Monday 6 January 2014

Dec update


      indexed    
       NAV
monthly return
100.00
Nov-12 17.8% 117.77
Dec-12 37.4% 161.78
Jan-13 38.1% 223.40
Feb-13 -3.3% 215.92
Mar-13 12.4% 242.62
Apr-13 30.2% 315.81
May-13 68.8% 533.08
Jun-13 36.9% 729.55
Jul-13 -12.6% 637.46
Aug-13 -1.7% 626.31
Sep-13 -9.6% 566.31
Oct-13 -4.9% 538.62
Nov-13 11.5% 600.41
Dec-13 15.9% 695.74

Equities           +1.4%       Japanese equity sectors (megabanks, trading companies)
                        -4.6%        Shorts in S&Ps
Commodities  +0.9%       Short gold
Fxd income     +4.1%       Short JGBs
                        +5.9%       Short EDZ7 and TYH4 against Aussie Z4 bills
FX                   +8.1%      About 5% from long USDJPY and GBPJPY positions and the rest from            
                                          short AUDUSD and AUDNZD

Overall a good month. I was heavily overweight in risk-on trades (short US and Japanese fxd income, long X-JPY and long Nikkei), partially offset by a significant short in US equities and a long in Aussie fxd income which should have been larger. As of today I'm out of USDJPY, and I've increased the SPX short further (having been stopped on it twice already), so I'm now much more balanced. The easiest trade of the month was definitely shorting Treasuries for a 3% target once the taper was announced.

Looking ahead, I think we're treading water until payrolls (statement of the obvious, I know).
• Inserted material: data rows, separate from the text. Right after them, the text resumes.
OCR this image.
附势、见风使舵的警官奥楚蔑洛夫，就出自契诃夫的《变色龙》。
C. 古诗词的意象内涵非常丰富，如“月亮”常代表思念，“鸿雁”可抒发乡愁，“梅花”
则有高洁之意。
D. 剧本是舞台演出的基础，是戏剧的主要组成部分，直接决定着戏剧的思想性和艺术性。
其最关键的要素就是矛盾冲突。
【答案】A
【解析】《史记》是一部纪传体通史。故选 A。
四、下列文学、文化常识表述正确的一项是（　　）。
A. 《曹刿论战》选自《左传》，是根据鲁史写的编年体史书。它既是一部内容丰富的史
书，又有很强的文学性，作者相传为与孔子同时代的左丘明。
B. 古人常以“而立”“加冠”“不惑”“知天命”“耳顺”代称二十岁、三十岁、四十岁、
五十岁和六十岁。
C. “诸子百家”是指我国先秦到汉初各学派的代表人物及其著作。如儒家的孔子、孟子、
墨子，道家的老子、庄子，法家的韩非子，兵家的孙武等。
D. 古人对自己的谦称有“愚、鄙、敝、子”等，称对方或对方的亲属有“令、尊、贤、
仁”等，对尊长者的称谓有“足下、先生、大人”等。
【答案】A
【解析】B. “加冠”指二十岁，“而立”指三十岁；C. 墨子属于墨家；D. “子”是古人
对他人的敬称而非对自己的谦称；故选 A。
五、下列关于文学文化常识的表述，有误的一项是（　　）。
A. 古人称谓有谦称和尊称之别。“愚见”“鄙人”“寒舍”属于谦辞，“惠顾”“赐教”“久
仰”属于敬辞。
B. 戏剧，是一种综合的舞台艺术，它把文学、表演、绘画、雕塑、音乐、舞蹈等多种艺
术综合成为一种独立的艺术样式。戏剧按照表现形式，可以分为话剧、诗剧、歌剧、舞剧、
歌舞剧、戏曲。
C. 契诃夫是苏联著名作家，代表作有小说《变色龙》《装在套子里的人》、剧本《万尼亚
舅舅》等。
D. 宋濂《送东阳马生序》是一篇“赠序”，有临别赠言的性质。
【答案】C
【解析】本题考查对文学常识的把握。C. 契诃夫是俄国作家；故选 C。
I'd expect a healthy number : small businesses are hiring if Gallup etc are to be believed, and the ISM employment indices say the same for larger firms. It's backed up by jobless claims and consumer confidence, so 200k plus is possible for payrolls, unless ADP prints a shocker on Wed. The outlook for Q1 seems to be for more of the same, so we could get a significant move lower in fixed income after cleaning out some positions. Could we approach 6.5% unemployment by the end of Q1 ? The slow bear flattening of the TIPS 5/10 break-even curve is interesting, especially as gasoline has been fairly stable. It suggests deflation fears are overblown, and as I've mentioned before, I think that higher inflation is the only missing piece of the puzzle for a serious bear market in rates. We're not there yet, but I'm watching this closely. I'm taking this rally in fixed income as an opportunity to buy puts structures on short green eurodollars which have great risk/reward if the selloff resumes.

The pieces are also falling into place in Australia. The PMIs are turning lower after a post-election bounce, consumer confidence is taking a hit (gas prices perhaps ?) and there are indications of a slowdown in China again. Despite all this, AUSUSD has rallied since New Year and is now near the middle of Glenn Stevens' 0.85/0.95 range. The biggest moves have been on risk reduction days, despite AUDUSD's usual risk-on behaviour, so I'm putting the rally down to a New Year squeeze. The key level is 0.8850, which has supported AUDUSD since last June. If that level fails to hold it can go to 0.82 I think.